27/06/2025
COMMUNIQUÉ AU PUBLIC
Ces derniers jours, face aux calomnies, diffamations et allégations totalement mensongères diffusées à mon encontre sur les réseaux sociaux, je me vois contrainte de faire cette déclaration. Mon silence jusqu’à présent ne doit en aucun cas être interprété comme une approbation de ces bassesses.
Dans tout processus de cession de restaurant, il existe un accord clair entre les parties : un engagement, un prix et un plan de paiement définis. Nous avons entamé ce processus sur la base d’un accord précis, dans lequel nous avons accepté un modèle de reprise « comme un loyer mensuel ». Cependant, cette personne a rapidement ignoré les engagements donnés, contourné l’accord en s’adressant directement au propriétaire des lieux pour nous exclure et tenter de s’emparer illégalement de notre entreprise.
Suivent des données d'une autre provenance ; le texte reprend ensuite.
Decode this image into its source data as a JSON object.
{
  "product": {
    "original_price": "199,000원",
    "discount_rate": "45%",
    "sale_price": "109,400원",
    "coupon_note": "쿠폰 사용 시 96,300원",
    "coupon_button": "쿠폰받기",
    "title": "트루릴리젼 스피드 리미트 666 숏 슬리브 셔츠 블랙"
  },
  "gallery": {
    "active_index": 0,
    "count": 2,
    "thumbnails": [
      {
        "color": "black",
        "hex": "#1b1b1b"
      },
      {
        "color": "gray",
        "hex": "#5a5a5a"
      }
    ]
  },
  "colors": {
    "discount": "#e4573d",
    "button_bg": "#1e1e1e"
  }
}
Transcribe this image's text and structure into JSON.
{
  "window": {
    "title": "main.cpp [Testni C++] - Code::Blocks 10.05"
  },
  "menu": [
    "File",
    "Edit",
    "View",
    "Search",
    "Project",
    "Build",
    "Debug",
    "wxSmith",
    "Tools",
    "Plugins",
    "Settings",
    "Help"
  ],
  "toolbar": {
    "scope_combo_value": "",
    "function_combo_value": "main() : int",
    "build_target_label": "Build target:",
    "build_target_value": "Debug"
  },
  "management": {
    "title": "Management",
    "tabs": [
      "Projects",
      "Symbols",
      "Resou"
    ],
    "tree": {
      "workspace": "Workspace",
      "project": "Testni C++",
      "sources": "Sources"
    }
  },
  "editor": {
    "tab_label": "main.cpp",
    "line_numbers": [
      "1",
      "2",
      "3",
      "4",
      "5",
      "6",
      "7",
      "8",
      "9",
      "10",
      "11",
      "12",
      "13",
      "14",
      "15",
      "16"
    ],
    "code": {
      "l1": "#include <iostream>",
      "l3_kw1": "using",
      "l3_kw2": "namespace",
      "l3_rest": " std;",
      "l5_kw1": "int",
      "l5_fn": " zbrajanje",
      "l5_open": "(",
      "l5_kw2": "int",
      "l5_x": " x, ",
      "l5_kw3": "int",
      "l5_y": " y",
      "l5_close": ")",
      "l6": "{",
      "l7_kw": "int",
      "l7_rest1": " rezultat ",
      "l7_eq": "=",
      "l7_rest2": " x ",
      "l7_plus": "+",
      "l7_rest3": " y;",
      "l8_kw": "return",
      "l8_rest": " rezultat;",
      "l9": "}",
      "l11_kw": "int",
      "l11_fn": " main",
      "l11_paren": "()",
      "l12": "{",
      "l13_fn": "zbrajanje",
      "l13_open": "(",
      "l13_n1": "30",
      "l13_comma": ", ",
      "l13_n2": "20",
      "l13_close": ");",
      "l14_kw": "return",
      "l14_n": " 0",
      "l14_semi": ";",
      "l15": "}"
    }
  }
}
Nous considérons cela comme une tentative manifeste de spoliation, que nous n’avons jamais acceptée.
À partir de ce moment-là, les choses ont dégénéré. À 23h00, deux hommes inconnus ont été envoyés à mon domicile, où je vis avec mes cinq enfants. Ils ont laissé une lettre contenant des menaces de mort explicites. Ces individus ont quitté les lieux en disant : « La prochaine fois, ce ne sera pas comme ça. » J’ai immédiatement porté plainte à la police. Mes enfants n’ont pas pu aller à l’école pendant un mois, traumatisés, incapables de se séparer de moi. Toute ma famille a vécu dans la peur.
Cela ne s’est pas arrêté là. Lors d’une autre confrontation, cet individu m’a dit : « Tu feras ce que je veux, sinon toi aussi tu as une famille, des enfants. » Face à un tel niveau de menace, nous avons engagé toutes les démarches judiciaires possibles. Malgré tout cela, nous n’avons pas plié. Enceinte, j’ai continué à travailler. Dès ma sortie de l’hôpital après l’accouchement, j’étais de retour au restaurant. Avec mes cinq enfants, nous ouvrions tôt le matin et fermions t**d le soir. Quand d’autres travaillaient 8 heures par jour, nous y consacrions notre vie entière. Si nous avions été malhonnêtes, nous aurions pu partir en vacances tous les deux mois. Mais nous n’avons jamais gagné un centime autrement qu’avec notre sueur. Et cela ne changera jamais. Nous vivons du fruit de notre travail, pas sur le dos des autres.
Concernant la procédure notariale : même dans un avant-contrat, il aurait été impossible de justifier une acquisition sans avoir payé la somme convenue. Car selon l’accord, il devait encore payer le solde. Pour éviter cela, il a dit : « Je vais encore payer ? », et a renoncé à finaliser la cession. Cela démontre que ses intentions n’étaient jamais sincères.
Durant la période où il a continué à exploiter le restaurant, il a accueilli fréquemment certaines personnes de son entourage dans les lieux. Mais dès que la situation lui a échappé et qu’il a compris qu’il ne pouvait plus s’en sortir, il a décidé de quitter les lieux de son propre chef dans un délai de dix jours. C’était sa propre décision, personne ne l’y a contraint.
Nous n’avons jamais volé qui que ce soit, ni détruit le foyer de personne. Notre intégrité est reconnue de tous ceux qui nous connaissent. Mais en regardant le passé de cette personne, impliquée dans des faits similaires dans d’autres villes, il est facile de comprendre à qui nous avons affaire. D’ailleurs, plusieurs personnes nous avaient déjà mis en garde.
Quant aux accusations concernant des équipements défectueux, elles sont également fausses. La majorité du matériel est récent et sous garantie. Le système de ventilation était entretenu régulièrement, les étiquettes de maintenance sont toujours en place. Si un incendie s’est produit à cause d’un manque d’entretien, c’est de la responsabilité de celui qui n’a pas fait le nécessaire. Accuser les autres pour dissimuler ses propres manquements est inacceptable.
Ce que nous avons vécu nous a donné une leçon précieuse. Mais que tout le monde le sache :
Le travail et la sueur de chacun ne doivent pas profiter à d’autres injustement.
Que personne ne prenne ce qui ne lui revient pas.
Nous recommencerons, nous reconstruirons, mais nous ne baisserons jamais la tête.
Nous vivrons avec honneur et ne renoncerons jamais à notre intégrité.